Violinist Nicola Benedetti has been named the next director of the Edinburgh International Festival, becoming both the first woman and the first Scot to take on this prestigious role.
The musician, who started taking violin lessons at the age of four, said she was “deeply honoured” by the nomination.
The Grammy and Brit Award-winning violinist will succeed Fergus Linehan, who has been in the role for eight years.
Benedetti, 34, born in Irvine, now becomes designated director of the festival, before officially becoming its director on October 1.
She said: “This festival was founded on principles of reconciliation and the ideals of art transcending political and cultural divide.
“Following in the footsteps of the wonderful achievements of Fergus Linehan and his predecessors, I will uphold these values and look forward to serving this festival, its mission of cultural exchange and the people of Scotland.”
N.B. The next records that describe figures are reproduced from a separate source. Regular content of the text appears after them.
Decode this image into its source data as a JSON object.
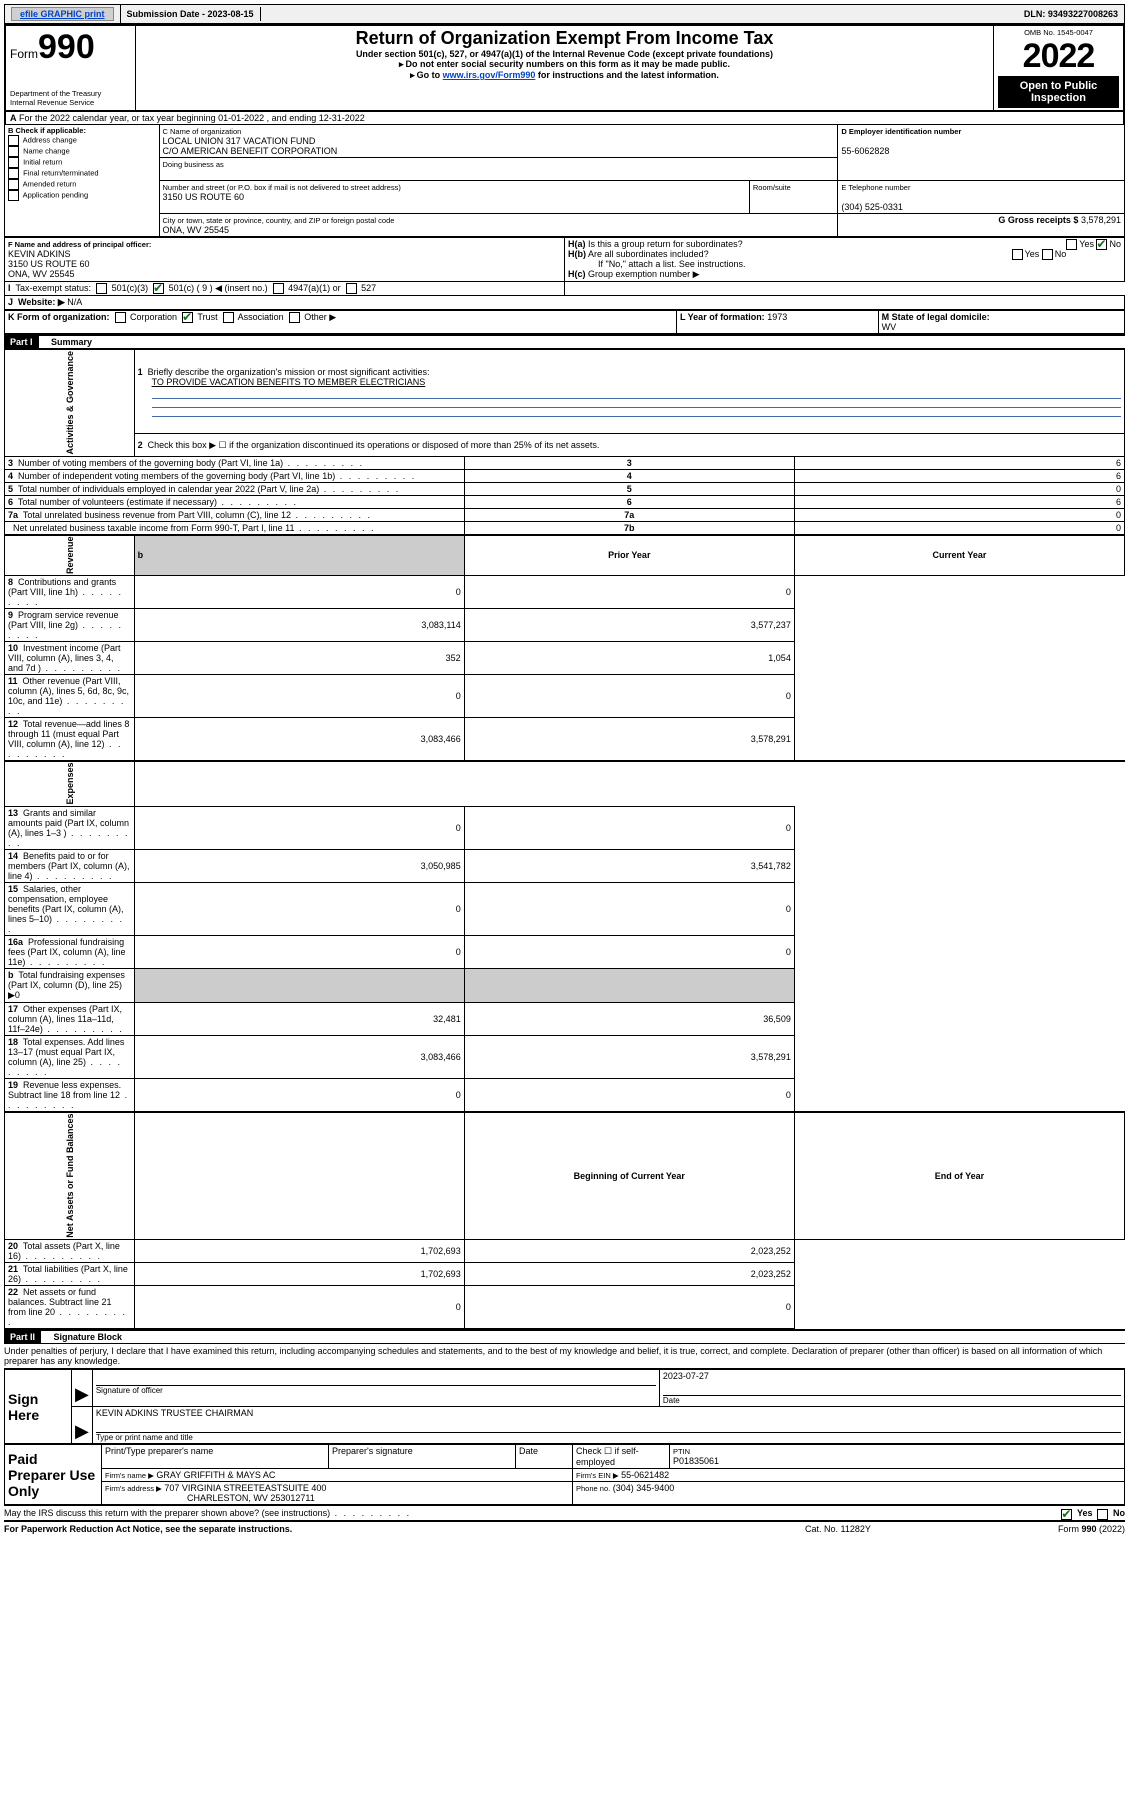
{
  "topbar": {
    "efile": "efile GRAPHIC print",
    "sub_label": "Submission Date - 2023-08-15",
    "dln": "DLN: 93493227008263"
  },
  "header": {
    "form": "990",
    "form_word": "Form",
    "title": "Return of Organization Exempt From Income Tax",
    "sub1": "Under section 501(c), 527, or 4947(a)(1) of the Internal Revenue Code (except private foundations)",
    "sub2": "Do not enter social security numbers on this form as it may be made public.",
    "sub3": "Go to ",
    "sub3_link": "www.irs.gov/Form990",
    "sub3_tail": " for instructions and the latest information.",
    "dept": "Department of the Treasury",
    "irs": "Internal Revenue Service",
    "omb": "OMB No. 1545-0047",
    "year": "2022",
    "open": "Open to Public Inspection"
  },
  "lineA": "For the 2022 calendar year, or tax year beginning 01-01-2022   , and ending 12-31-2022",
  "boxB": {
    "hdr": "B Check if applicable:",
    "opts": [
      "Address change",
      "Name change",
      "Initial return",
      "Final return/terminated",
      "Amended return",
      "Application pending"
    ]
  },
  "boxC": {
    "label": "C Name of organization",
    "name1": "LOCAL UNION 317 VACATION FUND",
    "name2": "C/O AMERICAN BENEFIT CORPORATION",
    "dba": "Doing business as",
    "addr_label": "Number and street (or P.O. box if mail is not delivered to street address)",
    "room": "Room/suite",
    "addr": "3150 US ROUTE 60",
    "city_label": "City or town, state or province, country, and ZIP or foreign postal code",
    "city": "ONA, WV  25545"
  },
  "boxD": {
    "label": "D Employer identification number",
    "val": "55-6062828"
  },
  "boxE": {
    "label": "E Telephone number",
    "val": "(304) 525-0331"
  },
  "boxG": {
    "label": "G Gross receipts $",
    "val": "3,578,291"
  },
  "boxF": {
    "label": "F Name and address of principal officer:",
    "l1": "KEVIN ADKINS",
    "l2": "3150 US ROUTE 60",
    "l3": "ONA, WV  25545"
  },
  "boxH": {
    "a": "Is this a group return for subordinates?",
    "b": "Are all subordinates included?",
    "note": "If \"No,\" attach a list. See instructions.",
    "c": "Group exemption number ▶",
    "yes": "Yes",
    "no": "No"
  },
  "boxI": {
    "label": "Tax-exempt status:",
    "o1": "501(c)(3)",
    "o2": "501(c) ( 9 ) ◀ (insert no.)",
    "o3": "4947(a)(1) or",
    "o4": "527"
  },
  "boxJ": {
    "label": "Website: ▶",
    "val": "N/A"
  },
  "boxK": {
    "label": "K Form of organization:",
    "o1": "Corporation",
    "o2": "Trust",
    "o3": "Association",
    "o4": "Other ▶"
  },
  "boxL": {
    "label": "L Year of formation:",
    "val": "1973"
  },
  "boxM": {
    "label": "M State of legal domicile:",
    "val": "WV"
  },
  "part1": {
    "hdr": "Part I",
    "title": "Summary",
    "l1": "Briefly describe the organization's mission or most significant activities:",
    "l1v": "TO PROVIDE VACATION BENEFITS TO MEMBER ELECTRICIANS",
    "l2": "Check this box ▶ ☐  if the organization discontinued its operations or disposed of more than 25% of its net assets."
  },
  "sides": {
    "gov": "Activities & Governance",
    "rev": "Revenue",
    "exp": "Expenses",
    "net": "Net Assets or Fund Balances"
  },
  "gov_rows": [
    {
      "n": "3",
      "t": "Number of voting members of the governing body (Part VI, line 1a)",
      "c": "3",
      "v": "6"
    },
    {
      "n": "4",
      "t": "Number of independent voting members of the governing body (Part VI, line 1b)",
      "c": "4",
      "v": "6"
    },
    {
      "n": "5",
      "t": "Total number of individuals employed in calendar year 2022 (Part V, line 2a)",
      "c": "5",
      "v": "0"
    },
    {
      "n": "6",
      "t": "Total number of volunteers (estimate if necessary)",
      "c": "6",
      "v": "6"
    },
    {
      "n": "7a",
      "t": "Total unrelated business revenue from Part VIII, column (C), line 12",
      "c": "7a",
      "v": "0"
    },
    {
      "n": "",
      "t": "Net unrelated business taxable income from Form 990-T, Part I, line 11",
      "c": "7b",
      "v": "0"
    }
  ],
  "col_hdr": {
    "prior": "Prior Year",
    "curr": "Current Year",
    "boy": "Beginning of Current Year",
    "eoy": "End of Year"
  },
  "rev_rows": [
    {
      "n": "8",
      "t": "Contributions and grants (Part VIII, line 1h)",
      "p": "0",
      "c": "0"
    },
    {
      "n": "9",
      "t": "Program service revenue (Part VIII, line 2g)",
      "p": "3,083,114",
      "c": "3,577,237"
    },
    {
      "n": "10",
      "t": "Investment income (Part VIII, column (A), lines 3, 4, and 7d )",
      "p": "352",
      "c": "1,054"
    },
    {
      "n": "11",
      "t": "Other revenue (Part VIII, column (A), lines 5, 6d, 8c, 9c, 10c, and 11e)",
      "p": "0",
      "c": "0"
    },
    {
      "n": "12",
      "t": "Total revenue—add lines 8 through 11 (must equal Part VIII, column (A), line 12)",
      "p": "3,083,466",
      "c": "3,578,291"
    }
  ],
  "exp_rows": [
    {
      "n": "13",
      "t": "Grants and similar amounts paid (Part IX, column (A), lines 1–3 )",
      "p": "0",
      "c": "0"
    },
    {
      "n": "14",
      "t": "Benefits paid to or for members (Part IX, column (A), line 4)",
      "p": "3,050,985",
      "c": "3,541,782"
    },
    {
      "n": "15",
      "t": "Salaries, other compensation, employee benefits (Part IX, column (A), lines 5–10)",
      "p": "0",
      "c": "0"
    },
    {
      "n": "16a",
      "t": "Professional fundraising fees (Part IX, column (A), line 11e)",
      "p": "0",
      "c": "0"
    },
    {
      "n": "b",
      "t": "Total fundraising expenses (Part IX, column (D), line 25) ▶0",
      "p": "",
      "c": "",
      "gray": true
    },
    {
      "n": "17",
      "t": "Other expenses (Part IX, column (A), lines 11a–11d, 11f–24e)",
      "p": "32,481",
      "c": "36,509"
    },
    {
      "n": "18",
      "t": "Total expenses. Add lines 13–17 (must equal Part IX, column (A), line 25)",
      "p": "3,083,466",
      "c": "3,578,291"
    },
    {
      "n": "19",
      "t": "Revenue less expenses. Subtract line 18 from line 12",
      "p": "0",
      "c": "0"
    }
  ],
  "net_rows": [
    {
      "n": "20",
      "t": "Total assets (Part X, line 16)",
      "p": "1,702,693",
      "c": "2,023,252"
    },
    {
      "n": "21",
      "t": "Total liabilities (Part X, line 26)",
      "p": "1,702,693",
      "c": "2,023,252"
    },
    {
      "n": "22",
      "t": "Net assets or fund balances. Subtract line 21 from line 20",
      "p": "0",
      "c": "0"
    }
  ],
  "part2": {
    "hdr": "Part II",
    "title": "Signature Block",
    "decl": "Under penalties of perjury, I declare that I have examined this return, including accompanying schedules and statements, and to the best of my knowledge and belief, it is true, correct, and complete. Declaration of preparer (other than officer) is based on all information of which preparer has any knowledge."
  },
  "sign": {
    "here": "Sign Here",
    "sig_label": "Signature of officer",
    "date_label": "Date",
    "date": "2023-07-27",
    "name": "KEVIN ADKINS  TRUSTEE CHAIRMAN",
    "name_label": "Type or print name and title"
  },
  "paid": {
    "hdr": "Paid Preparer Use Only",
    "c1": "Print/Type preparer's name",
    "c2": "Preparer's signature",
    "c3": "Date",
    "c4": "Check ☐ if self-employed",
    "c5l": "PTIN",
    "c5v": "P01835061",
    "firm_l": "Firm's name    ▶",
    "firm_v": "GRAY GRIFFITH & MAYS AC",
    "ein_l": "Firm's EIN ▶",
    "ein_v": "55-0621482",
    "addr_l": "Firm's address ▶",
    "addr_v1": "707 VIRGINIA STREETEASTSUITE 400",
    "addr_v2": "CHARLESTON, WV  253012711",
    "phone_l": "Phone no.",
    "phone_v": "(304) 345-9400"
  },
  "footer": {
    "q": "May the IRS discuss this return with the preparer shown above? (see instructions)",
    "yes": "Yes",
    "no": "No",
    "pra": "For Paperwork Reduction Act Notice, see the separate instructions.",
    "cat": "Cat. No. 11282Y",
    "form": "Form 990 (2022)"
  }
}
Keith Skeoch, chairman of the festival’s board, said it was “such a pleasure to welcome Ms Benedetti as the first female and first Scottish director of the Edinburgh International Festival“.
He added: “In many ways it captures the spirit of this festival; internationally recognized and respected but Scottish at heart, it is dedicated to promoting world-class musical creation and innovating new ways to present it to audiences.
Scottish First Minister Nicola Sturgeon, also born in Irvine, welcomed the appointment.
She said: “The Edinburgh International Festival is renowned around the world for its excellent work in bringing together world-renowned artists, celebrating the performing arts and promoting Scotland’s rich culture and heritage to audiences. international.
“I’m sure people across the country are looking forward to supporting the full return of the festival in person after two years and to welcoming visitors and performers from around the world to Scotland.”
Nicola’s father, Gio Benedetti, retired in 2013 after 50 years in the business, selling first aid kit maker Wallace Cameron, which employed 80 people in Wishaw.
The Italian-born Scotsman, based in West Kilbride, had an empire which at its peak spanned six businesses employing 800 people and grossing around £50million.
His first contract saw him sell the dry cleaning business he started aged 18, eight years after arriving in Irvine, to Initial for around £30million at today’s prices today.
He used the capital to buy a paper mill in Birmingham, which he later sold for £9.5million, and a stretch film maker in Shropshire, sold in 2007 for £21million to a management buy. -out run by Benedetti himself and Wallace Cameron, that he moved from Glasgow to Wishaw.